L’entrée en lice des américains a encore aggravé le déficit. Les russes comblaient leurs pertes et accroissaient leur nombre, pas les allemands. L’issue était inéluctable dès 1943, quand les allemands ont perdu l’initiative (c’est les russes qui l’avait, et ils ont laissé jouer les allemands à kursk, en étant parfaitement renseignés) qui leur permettait de porter des coups dévastateurs et de maintenir l’équilibre matériel (situation de 1942. Le déséquilibre existait, mais les pertes prohibitives des russes compensaient). Notez qu’un char détruit ne l’est pas vraiment tant qu’il peut être récupéré et réparé. Ce qui est possible si on gagne le combat et la maîtrise des champs de bataille. L’abandon de Kursk signifie que les blindés perdus le sont réellement, contrairement aux années précédentes. Les chiffres sont édifiants, on passe de quelques centaines de pertes en chars à plusieurs milliers.... Et ce sont les russes qui du coup récupèrent une bonne part de leurs engins détruits.
L’intégration du matériel français a fait un temps illusion mais c’est L’incapacité des allemands à maintenir le nombre de leurs chars, camions (des 1941, la production de camions ne pouvaient remplacer la simple usure du matériel), canons, dotation en obus etc du soit à une production insuffisante directe, ou indirecte (du matériel en Allemagne, mais intransportable par manque de trains et/ou de locomotives) qui est une cause flagrante de leur échec.
L’approvisionnement en carburant :
Si essentiel dans les armées motorisés.
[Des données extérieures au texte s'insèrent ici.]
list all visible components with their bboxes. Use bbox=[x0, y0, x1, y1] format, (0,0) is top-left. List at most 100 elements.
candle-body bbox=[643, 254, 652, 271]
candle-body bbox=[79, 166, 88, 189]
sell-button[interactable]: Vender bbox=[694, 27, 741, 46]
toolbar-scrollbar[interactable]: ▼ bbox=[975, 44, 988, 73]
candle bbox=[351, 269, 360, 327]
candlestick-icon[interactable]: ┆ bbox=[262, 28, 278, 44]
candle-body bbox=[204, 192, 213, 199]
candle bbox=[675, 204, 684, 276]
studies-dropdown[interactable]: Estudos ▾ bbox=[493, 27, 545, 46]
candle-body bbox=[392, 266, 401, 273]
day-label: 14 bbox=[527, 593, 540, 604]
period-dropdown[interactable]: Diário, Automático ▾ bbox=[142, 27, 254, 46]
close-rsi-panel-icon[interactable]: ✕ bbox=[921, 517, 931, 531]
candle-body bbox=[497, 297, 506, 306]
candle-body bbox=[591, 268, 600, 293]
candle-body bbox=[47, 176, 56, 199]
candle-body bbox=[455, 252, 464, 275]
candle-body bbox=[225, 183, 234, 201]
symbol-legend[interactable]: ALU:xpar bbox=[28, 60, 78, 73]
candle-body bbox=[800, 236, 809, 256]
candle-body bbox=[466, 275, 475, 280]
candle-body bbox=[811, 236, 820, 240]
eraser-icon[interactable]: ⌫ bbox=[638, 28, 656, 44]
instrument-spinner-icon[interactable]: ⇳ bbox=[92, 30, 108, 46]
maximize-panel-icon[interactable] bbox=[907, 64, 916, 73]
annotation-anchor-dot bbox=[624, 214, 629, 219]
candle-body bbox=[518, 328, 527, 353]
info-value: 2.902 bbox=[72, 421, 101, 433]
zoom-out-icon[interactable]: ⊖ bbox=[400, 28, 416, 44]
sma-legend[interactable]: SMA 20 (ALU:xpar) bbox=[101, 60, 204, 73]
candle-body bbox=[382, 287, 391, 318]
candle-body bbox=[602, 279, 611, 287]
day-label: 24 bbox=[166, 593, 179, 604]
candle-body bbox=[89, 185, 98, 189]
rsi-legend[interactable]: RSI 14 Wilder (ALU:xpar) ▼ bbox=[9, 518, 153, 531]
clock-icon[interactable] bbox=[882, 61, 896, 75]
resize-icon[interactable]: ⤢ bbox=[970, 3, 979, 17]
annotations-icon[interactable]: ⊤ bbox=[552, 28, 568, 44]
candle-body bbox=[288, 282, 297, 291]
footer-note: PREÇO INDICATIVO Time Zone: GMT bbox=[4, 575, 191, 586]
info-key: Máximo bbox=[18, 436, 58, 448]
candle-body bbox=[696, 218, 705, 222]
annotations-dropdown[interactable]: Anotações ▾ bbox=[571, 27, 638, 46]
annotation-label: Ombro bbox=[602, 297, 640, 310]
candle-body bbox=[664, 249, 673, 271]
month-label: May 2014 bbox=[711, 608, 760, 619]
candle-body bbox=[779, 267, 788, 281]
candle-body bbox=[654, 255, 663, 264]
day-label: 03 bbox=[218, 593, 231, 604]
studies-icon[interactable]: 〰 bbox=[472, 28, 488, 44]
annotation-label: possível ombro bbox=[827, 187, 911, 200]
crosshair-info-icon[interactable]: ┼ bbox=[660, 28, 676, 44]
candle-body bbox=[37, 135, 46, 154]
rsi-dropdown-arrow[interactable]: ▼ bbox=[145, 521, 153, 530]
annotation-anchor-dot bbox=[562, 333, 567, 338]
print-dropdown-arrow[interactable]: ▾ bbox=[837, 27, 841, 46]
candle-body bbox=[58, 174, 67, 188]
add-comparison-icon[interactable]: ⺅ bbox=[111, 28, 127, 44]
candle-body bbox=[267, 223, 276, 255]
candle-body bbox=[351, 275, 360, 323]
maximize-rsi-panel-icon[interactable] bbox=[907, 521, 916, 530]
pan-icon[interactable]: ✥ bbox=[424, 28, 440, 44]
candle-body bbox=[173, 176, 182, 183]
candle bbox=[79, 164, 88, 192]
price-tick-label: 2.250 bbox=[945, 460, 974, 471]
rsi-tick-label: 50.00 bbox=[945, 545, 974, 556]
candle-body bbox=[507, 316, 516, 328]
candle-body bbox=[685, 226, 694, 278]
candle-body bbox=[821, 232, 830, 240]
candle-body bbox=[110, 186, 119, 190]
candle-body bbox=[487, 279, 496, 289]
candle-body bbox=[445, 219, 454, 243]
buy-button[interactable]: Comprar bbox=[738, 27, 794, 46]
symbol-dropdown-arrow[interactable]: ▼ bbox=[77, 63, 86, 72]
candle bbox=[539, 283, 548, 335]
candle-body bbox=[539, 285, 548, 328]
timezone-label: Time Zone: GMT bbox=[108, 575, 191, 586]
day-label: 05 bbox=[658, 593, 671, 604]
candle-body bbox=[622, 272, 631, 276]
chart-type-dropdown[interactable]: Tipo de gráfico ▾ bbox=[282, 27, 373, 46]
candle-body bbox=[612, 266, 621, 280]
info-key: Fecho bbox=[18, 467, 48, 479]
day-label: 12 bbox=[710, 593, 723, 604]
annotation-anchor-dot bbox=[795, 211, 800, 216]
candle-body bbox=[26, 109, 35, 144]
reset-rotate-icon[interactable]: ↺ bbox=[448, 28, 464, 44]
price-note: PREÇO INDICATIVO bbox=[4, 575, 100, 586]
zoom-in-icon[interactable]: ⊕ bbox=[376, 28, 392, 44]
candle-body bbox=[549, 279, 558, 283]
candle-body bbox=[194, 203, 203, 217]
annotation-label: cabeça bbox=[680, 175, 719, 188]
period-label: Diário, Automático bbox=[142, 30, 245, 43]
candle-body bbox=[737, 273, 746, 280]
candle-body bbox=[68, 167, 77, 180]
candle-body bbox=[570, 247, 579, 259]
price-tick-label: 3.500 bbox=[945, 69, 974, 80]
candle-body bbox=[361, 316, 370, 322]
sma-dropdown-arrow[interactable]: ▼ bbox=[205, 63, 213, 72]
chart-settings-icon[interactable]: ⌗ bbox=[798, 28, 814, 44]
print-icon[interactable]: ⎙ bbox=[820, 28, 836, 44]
Si la campagne de France s’est bien déroulée, (ligne de ravitaillements courtes, stocks de réserve abondants, réseau routier très bon, campagne brève), ce bon déroulement a masqué les carences du ravitaillement , et dès les premiers jours de Barbarossa l’Allemagne a manqué de carburant... 2 jours après le déclenchements des hostilités, les chars de la 4
e Pzarmée, pourtant partis avec des quantités de bidons de reserve devaient stopper pour attendre leur ravitaillement... Ces incidents se sont répétés tout au long de la campagne, puis tout au long de la guerre. L’Allemagne a manqué et d’essence, et de moyens de l’envoyer au front. Ce facteur à été déterminant parmi les causes de leur échec, l’exemple des Ardennes n’en sont que l’aboutissement ultime.
Non pas uniquement parce que les unités n’avaient pas assez d’essence, mais par la restriction du nombre total d’engins à moteur disponible (plus de chars = moins de camions) et par la réduction de l’entraînement accordé (des moyens en carburant accordés à l’entraînement) aux troupes, particulièrement visible dans l’aviation.